“Silence never makes change”
That's what Anucha Brown Sanders said about sexual harassment in the workplace, reflecting upon her courtroom victory yesterday against the Knicks, Coach Isaiah Thomas, and Madison Square Gardens. The former Knicks executive was awarded $11.6 million in punitive damages, with compensatory damages that are yet to be determined. She told newspapers that she hopes this lawsuit will serve as a wake-up call for employers that are tolerant of sexual harassment. From the NY Times:
''I hope [the lawsuit] has an impact ... for employers across industry to take heed and pay attention and take responsibility for the workplace,'' Anucha Brown Sanders said on ABC's ''Good Morning America.'' She added that she hoped her case also would embolden women to speak up about sexual harassment.
Interestingly, Thomas did not have to come out of pocket at all in the punitive damages award, although his actions—allegations that he referred to Brown Sanders as a “bitch” and a “ho” and never disciplined player Stephon Marbury for referring to her as a “black bitch”—were at the center of the suit. After the jury verdict, Thomas remains adamant that he is “very innocent.” Brown Sanders' deposition and other trial materials, however, document that Thomas and Marbury frequently cursed at her, that she had been physically handled inappropriately, that management failed to follow through in “sensitivity training” to address her complaints, and that the circumstances behind her termination may have been retaliatory. You’ll find lots of information on the lawsuit in the NY Post, including links to depositions and past articles.
Unfortunately, Brown Sanders’ claim is not unique. Even in the recent months, the Supreme Court’s Ledbetter case, the EMC sex discrimination case, and even Justice Thomas’ decision to pick at the scab of the Anita Hill harassment scandal, display the pervasive incidence of sexist practices in the workplace and a disturbing brand of resistance against sexual harassment claims. Like Prof. Hill’s op-ed in the NYT notes, defenses to sexual harassment claims often include claims that the claimant (usually a woman) was under qualified, overly sensitive, or imagining the harassment.

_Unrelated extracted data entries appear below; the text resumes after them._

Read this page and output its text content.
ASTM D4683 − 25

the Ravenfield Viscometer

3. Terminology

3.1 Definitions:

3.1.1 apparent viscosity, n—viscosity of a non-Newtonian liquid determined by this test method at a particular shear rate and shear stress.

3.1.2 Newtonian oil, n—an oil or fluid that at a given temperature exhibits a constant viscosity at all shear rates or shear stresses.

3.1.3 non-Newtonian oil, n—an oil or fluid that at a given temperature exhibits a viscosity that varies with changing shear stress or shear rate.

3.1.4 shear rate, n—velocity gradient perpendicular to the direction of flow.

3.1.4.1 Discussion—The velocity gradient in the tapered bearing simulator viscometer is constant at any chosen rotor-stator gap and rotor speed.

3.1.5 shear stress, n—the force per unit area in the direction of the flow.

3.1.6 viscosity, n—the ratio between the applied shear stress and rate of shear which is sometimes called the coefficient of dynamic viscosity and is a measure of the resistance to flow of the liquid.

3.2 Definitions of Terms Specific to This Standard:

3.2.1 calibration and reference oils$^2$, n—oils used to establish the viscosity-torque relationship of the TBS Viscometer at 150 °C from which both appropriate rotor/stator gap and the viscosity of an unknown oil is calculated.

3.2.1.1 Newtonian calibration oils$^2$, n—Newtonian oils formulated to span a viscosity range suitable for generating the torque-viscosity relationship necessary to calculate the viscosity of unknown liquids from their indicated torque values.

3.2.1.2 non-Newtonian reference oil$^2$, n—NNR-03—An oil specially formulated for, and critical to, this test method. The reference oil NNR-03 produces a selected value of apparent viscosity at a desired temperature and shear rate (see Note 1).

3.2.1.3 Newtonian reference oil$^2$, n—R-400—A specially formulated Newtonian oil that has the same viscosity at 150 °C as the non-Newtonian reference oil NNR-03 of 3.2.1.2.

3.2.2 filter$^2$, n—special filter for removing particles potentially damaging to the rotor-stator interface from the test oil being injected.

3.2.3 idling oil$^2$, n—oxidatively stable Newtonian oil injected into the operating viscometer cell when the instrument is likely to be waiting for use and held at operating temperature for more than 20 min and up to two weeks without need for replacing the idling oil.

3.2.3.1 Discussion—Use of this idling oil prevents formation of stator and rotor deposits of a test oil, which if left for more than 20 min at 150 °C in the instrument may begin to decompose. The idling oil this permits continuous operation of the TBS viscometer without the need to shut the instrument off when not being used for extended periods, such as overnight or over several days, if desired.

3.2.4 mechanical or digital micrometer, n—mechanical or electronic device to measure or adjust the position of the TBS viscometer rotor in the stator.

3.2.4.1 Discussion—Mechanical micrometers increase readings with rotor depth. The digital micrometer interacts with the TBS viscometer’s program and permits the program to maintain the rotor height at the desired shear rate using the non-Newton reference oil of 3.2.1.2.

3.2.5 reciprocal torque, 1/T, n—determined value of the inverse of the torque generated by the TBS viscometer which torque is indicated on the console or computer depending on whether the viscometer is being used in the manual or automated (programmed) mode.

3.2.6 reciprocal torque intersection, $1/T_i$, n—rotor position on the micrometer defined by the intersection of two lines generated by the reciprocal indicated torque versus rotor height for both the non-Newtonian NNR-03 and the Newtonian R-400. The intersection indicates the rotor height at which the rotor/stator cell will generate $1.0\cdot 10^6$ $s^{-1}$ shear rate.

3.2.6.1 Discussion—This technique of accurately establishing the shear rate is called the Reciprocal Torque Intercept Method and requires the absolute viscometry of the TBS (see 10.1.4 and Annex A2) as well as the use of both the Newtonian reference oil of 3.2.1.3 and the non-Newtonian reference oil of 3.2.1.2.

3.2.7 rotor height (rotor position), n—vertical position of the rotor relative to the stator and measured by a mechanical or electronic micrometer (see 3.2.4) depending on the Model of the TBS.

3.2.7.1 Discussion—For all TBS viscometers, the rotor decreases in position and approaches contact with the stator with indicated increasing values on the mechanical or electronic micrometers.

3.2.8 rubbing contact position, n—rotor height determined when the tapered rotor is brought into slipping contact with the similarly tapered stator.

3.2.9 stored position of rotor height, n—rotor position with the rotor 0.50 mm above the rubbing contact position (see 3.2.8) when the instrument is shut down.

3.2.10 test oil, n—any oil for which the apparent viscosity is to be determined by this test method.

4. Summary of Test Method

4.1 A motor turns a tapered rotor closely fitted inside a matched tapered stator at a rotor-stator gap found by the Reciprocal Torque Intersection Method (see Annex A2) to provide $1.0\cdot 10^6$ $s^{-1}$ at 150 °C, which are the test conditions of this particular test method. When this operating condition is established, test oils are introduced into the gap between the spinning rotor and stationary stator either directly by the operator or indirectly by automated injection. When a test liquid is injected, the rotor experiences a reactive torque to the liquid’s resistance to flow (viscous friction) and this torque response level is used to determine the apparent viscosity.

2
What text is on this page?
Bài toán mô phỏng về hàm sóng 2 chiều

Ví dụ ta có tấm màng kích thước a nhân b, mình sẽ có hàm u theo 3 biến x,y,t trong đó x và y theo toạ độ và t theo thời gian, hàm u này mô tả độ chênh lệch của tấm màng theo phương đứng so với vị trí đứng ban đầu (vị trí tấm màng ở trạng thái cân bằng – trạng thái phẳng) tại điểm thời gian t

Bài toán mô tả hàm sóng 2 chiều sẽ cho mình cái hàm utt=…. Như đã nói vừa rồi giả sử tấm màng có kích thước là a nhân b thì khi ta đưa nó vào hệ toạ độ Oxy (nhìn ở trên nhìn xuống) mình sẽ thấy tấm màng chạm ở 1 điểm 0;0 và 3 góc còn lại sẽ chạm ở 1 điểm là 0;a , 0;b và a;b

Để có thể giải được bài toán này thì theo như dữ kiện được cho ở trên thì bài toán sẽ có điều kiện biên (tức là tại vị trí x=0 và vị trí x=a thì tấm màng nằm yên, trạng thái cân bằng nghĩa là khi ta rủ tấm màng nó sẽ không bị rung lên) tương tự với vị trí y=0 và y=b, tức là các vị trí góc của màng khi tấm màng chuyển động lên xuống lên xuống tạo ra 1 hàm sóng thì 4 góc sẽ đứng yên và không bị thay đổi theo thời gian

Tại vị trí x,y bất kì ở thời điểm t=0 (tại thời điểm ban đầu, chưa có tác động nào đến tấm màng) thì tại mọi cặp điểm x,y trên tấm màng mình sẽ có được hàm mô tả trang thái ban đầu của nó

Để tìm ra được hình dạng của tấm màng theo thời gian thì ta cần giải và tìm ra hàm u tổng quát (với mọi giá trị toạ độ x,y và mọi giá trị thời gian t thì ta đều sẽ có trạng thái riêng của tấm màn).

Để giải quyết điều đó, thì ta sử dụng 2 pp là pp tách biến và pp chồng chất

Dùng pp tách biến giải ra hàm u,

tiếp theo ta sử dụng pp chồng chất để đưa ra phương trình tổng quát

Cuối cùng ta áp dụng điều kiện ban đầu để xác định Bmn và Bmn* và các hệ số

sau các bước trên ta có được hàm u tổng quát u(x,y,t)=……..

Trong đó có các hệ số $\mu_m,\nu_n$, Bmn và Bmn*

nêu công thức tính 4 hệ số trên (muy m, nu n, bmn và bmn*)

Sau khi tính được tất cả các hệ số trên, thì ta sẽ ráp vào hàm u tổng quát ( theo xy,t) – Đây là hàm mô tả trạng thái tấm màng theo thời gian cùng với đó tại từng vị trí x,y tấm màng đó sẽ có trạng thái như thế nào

So not only do victims of sexual harassment have to navigate a hostile work environment, they also often have to shoulder a social environment that is hostile to any suggestion that sexism (rather than their hyper-sensitivity or healthy imagination) is a problem in our day and time.
Isiah Thomas’ testimony that he would have reacted with zero tolerance had a white male called Brown Sanders the same derogatory names, but that there was something “different” about it when a black male used the terms, just goes to show how sexism as a system of oppression often overlaps uncomfortably and incongruently with racial oppression, creating confusing mish-mashes of abuse and ridiculous double standards. The Imus “nappy headed ho” comment, and again, the Clarence Thomas/Anita Hill scandal also both speak to this.
“The challenge we face is to change patterns of exclusion, rejection, privilege, harassment, discrimination, and violence that are everywhere in this society and have existed for hundreds (or in the case of gender thousands) of years…”My two cents are that our society has a near-obsession with moving past the days of bra burning and lunch counter sit-ins in such a way that suggests we’ve already met the challenge Johnson articulates. Perhaps we suffer from fatigue from those times. Or maybe part of mystifying that era requires believing that “back then” we had problems with racism and sexism that are largely corrected now, only a few decades later. This belief would obvsiously be a delusion.
It is more than appropriate to celebrate the strides we’ve made in resisting various forms of oppression, accomplishments demonstrated in the legal context via Titles VII and IX, and in the social context via a general shift away from tolerating and accepting outward displays of racism or sexism. But I echo Brown Sanders’ hope that her lawsuit serves as a “wake up call”—I hope that it reminds us that we have not crossed the finish line just yet.
While getting there requires addressing systems of oppression on a wide scale, on a smaller scale individuals will continue to seek protection in the court system. Prof. David Whitfield wrote on the high cost of sexism in the workplace, noting that the legal cost is “no small potatoes.” He writes: “sexism leads to legal action because in a male-dominated, male-centered workplace it is tolerated.” Brown Sanders’ lawsuit is a case-in-point. She complained to managers and sought to resolve the matter outside of court, until she was fired and really had no recourse besides the legal system.
In Brown Sanders’ case, she found the protection she sought in the legal system. In Lilly Ledbetter’s case, she didn’t. The system is not perfect. Increased access to employment class actions, invalidation of unconscionable employment arbitration contracts that shut off access to the courts, and other improvements can make a difference. But in the mean time, the civil justice is a viable, potentially powerful alternative to silence. Because as Brown Sanders notes, silence never makes change.